= Maria Ponsonby, Viscountess Duncannon =

English aristocrat (1787-1834)

Maria Ponsonby, Viscountess Duncannon (née Lady Maria Fane; 11 May 1787 - 19 March 1834) was an English aristocrat and the wife of John Ponsonby, Viscount Duncannon (later 4th Earl of Bessborough). She died before he inherited the earldom and thus was never Countess of Bessborough, but three of her sons were successively earls of Bessborough.

==Early life==
She was the daughter of John Fane, 10th Earl of Westmorland, and his first wife, the former Sarah Anne Child. Her brother was John Fane, 11th Earl of Westmorland, and her sisters were Sarah Villiers, Countess of Jersey (1785–1867), Lady Augusta Fane (1786–1871; later Lady Boringdon) and Lady Charlotte Fane (1793–1822).

==Personal life==
She married Ponsonby on 16 November 1805 at Berkeley Square, London, when he was known as Viscount Duncannon. They had eight sons and six daughters, including:

- Lady Georgiana Sarah Ponsonby (1807–1861), who married Rev. Sackville Bourke, nephew of the Earl of Mayo, and had five children
- John George Brabazon Ponsonby, 5th Earl of Bessborough (1809–1880), who married firstly, Lady Frances Charlotte Lambton, and secondly, Lady Caroline Amelia Gordon-Lennox, but had no children
- William Wentworth Brabazon Ponsonby (29 December 1812 – 8 July 1831), who died unmarried
- Lady Augusta Lavinia Priscilla Ponsonby (11 May 1814 – 19 November 1904), who married firstly William Petty-FitzMaurice, Earl of Kerry, and had one child; she married secondly, the Hon. Charles Alexander Gore
- Frederick George Brabazon Ponsonby, 6th Earl of Bessborough (1815–1895), who died unmarried
- Lady Emily Charlotte Mary Ponsonby (1817–1877). She died unmarried but was the author of novels which were published without attribution.
- Lady Maria Jane Elizabeth Ponsonby (1819–1897), who married Hon. Charles Ponsonby, 2nd Baron de Mauley, and had children
- Hon. George Arthur Brabazon Ponsonby (1820–1841), who died unmarried
- Reverend Walter William Brabazon Ponsonby, 7th Earl of Bessborough (1821–1906), who married Lady Louisa Susan Cornwallis Eliot, and had children
- Rt. Hon. Sir Spencer Cecil Ponsonby-Fane (1824–1915), who married the Hon. Louisa Anne Rose Lee Dillon and had children; Spencer inherited the estate of Brympton d'Evercy from his mother's half-sister Lady Georgiana Fane.
- Lady Harriet Frederica Anne Ponsonby (1825–1900)
- Lady Kathleen Louisa Georgina Ponsonby (1826–1863), who married Frederick Edward Bunbury Tighe and had no children
- Hon. Cecil Robert Brabazon (28 May 1828 – 5 July 1828), died in infancy
- Hon. Gerald Henry Brabazon Ponsonby (1829–1908), who married Lady Maria Emma Catherine Coventry and had children

After several months of illness, Lady Duncannon died in 1834, aged 46, at her home in Cavendish Square, London. She died the day after her daughter Lady Augusta's wedding to the Earl of Kerry.

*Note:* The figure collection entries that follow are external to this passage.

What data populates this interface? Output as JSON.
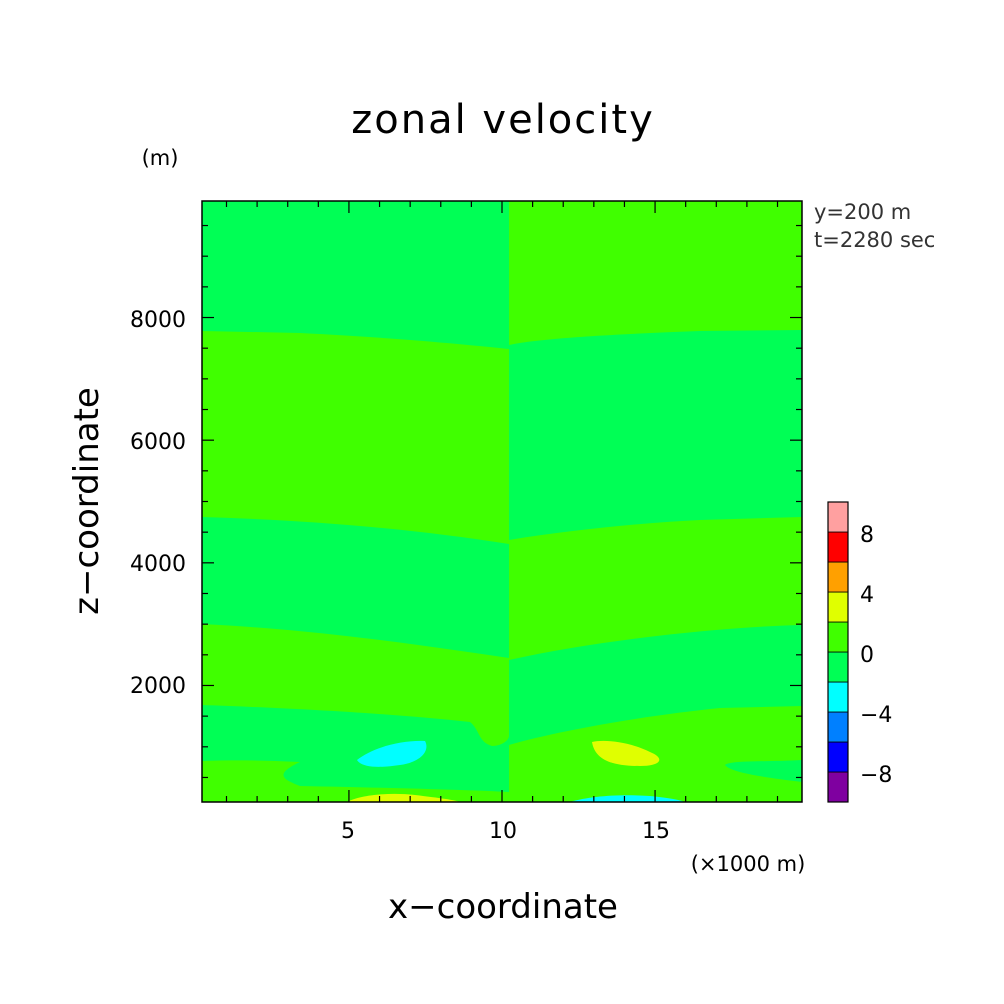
{
  "chart_data": {
    "type": "heatmap",
    "title": "zonal velocity",
    "xlabel": "x−coordinate",
    "ylabel": "z−coordinate",
    "x_unit": "(×1000 m)",
    "y_unit": "(m)",
    "xlim": [
      0.2,
      19.8
    ],
    "ylim": [
      100,
      9900
    ],
    "x_ticks": [
      5,
      10,
      15
    ],
    "x_tick_labels": [
      "5",
      "10",
      "15"
    ],
    "y_ticks": [
      2000,
      4000,
      6000,
      8000
    ],
    "y_tick_labels": [
      "2000",
      "4000",
      "6000",
      "8000"
    ],
    "annotations": [
      "y=200 m",
      "t=2280 sec"
    ],
    "colorbar": {
      "levels": [
        -10,
        -8,
        -6,
        -4,
        -2,
        0,
        2,
        4,
        6,
        8,
        10
      ],
      "tick_labels": [
        "−8",
        "−4",
        "0",
        "4",
        "8"
      ],
      "tick_values": [
        -8,
        -4,
        0,
        4,
        8
      ],
      "colors": [
        "#7f00a0",
        "#0000ff",
        "#0080ff",
        "#00ffff",
        "#00ff55",
        "#40ff00",
        "#e0ff00",
        "#ffa000",
        "#ff0000",
        "#ffa0a0"
      ]
    },
    "regions": [
      {
        "value_range": [
          -2,
          0
        ],
        "x": [
          0.2,
          10.2
        ],
        "z": [
          7780,
          9900
        ]
      },
      {
        "value_range": [
          0,
          2
        ],
        "x": [
          10.2,
          19.8
        ],
        "z": [
          7780,
          9900
        ]
      },
      {
        "value_range": [
          0,
          2
        ],
        "x": [
          0.2,
          10.2
        ],
        "z": [
          4720,
          7780
        ]
      },
      {
        "value_range": [
          -2,
          0
        ],
        "x": [
          10.2,
          19.8
        ],
        "z": [
          4720,
          7780
        ]
      },
      {
        "value_range": [
          -2,
          0
        ],
        "x": [
          0.2,
          10.2
        ],
        "z": [
          2980,
          4720
        ]
      },
      {
        "value_range": [
          0,
          2
        ],
        "x": [
          10.2,
          19.8
        ],
        "z": [
          2980,
          4720
        ]
      },
      {
        "value_range": [
          0,
          2
        ],
        "x": [
          0.2,
          10.2
        ],
        "z": [
          1620,
          2980
        ]
      },
      {
        "value_range": [
          -2,
          0
        ],
        "x": [
          10.2,
          19.8
        ],
        "z": [
          1620,
          2980
        ]
      },
      {
        "value_range": [
          -4,
          -2
        ],
        "x": [
          5.5,
          7.5
        ],
        "z": [
          600,
          1100
        ]
      },
      {
        "value_range": [
          2,
          4
        ],
        "x": [
          13.0,
          15.3
        ],
        "z": [
          600,
          1100
        ]
      },
      {
        "value_range": [
          2,
          4
        ],
        "x": [
          5.5,
          8.5
        ],
        "z": [
          100,
          250
        ]
      },
      {
        "value_range": [
          -4,
          -2
        ],
        "x": [
          12.0,
          16.0
        ],
        "z": [
          100,
          250
        ]
      }
    ],
    "grid": false
  }
}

Her husband survived her by thirteen years and died in May 1847, aged 65. He was succeeded in the earldom by their eldest son, John, and subsequently by their younger sons Frederick and Walter.

===Descendants===
Through her daughter Lady Augusta Gore, Viscountess Duncannon was the grandmother of sportsman Spencer Gore; who won the first Wimbledon singles title in 1877, the Rt. Rev. Charles Gore, the Bishop of Oxford; and the barrister Sir Francis Charles Gore. Through Spencer, she was an ancestor of the artists Spencer "Freddie" Gore and Frederick Gore.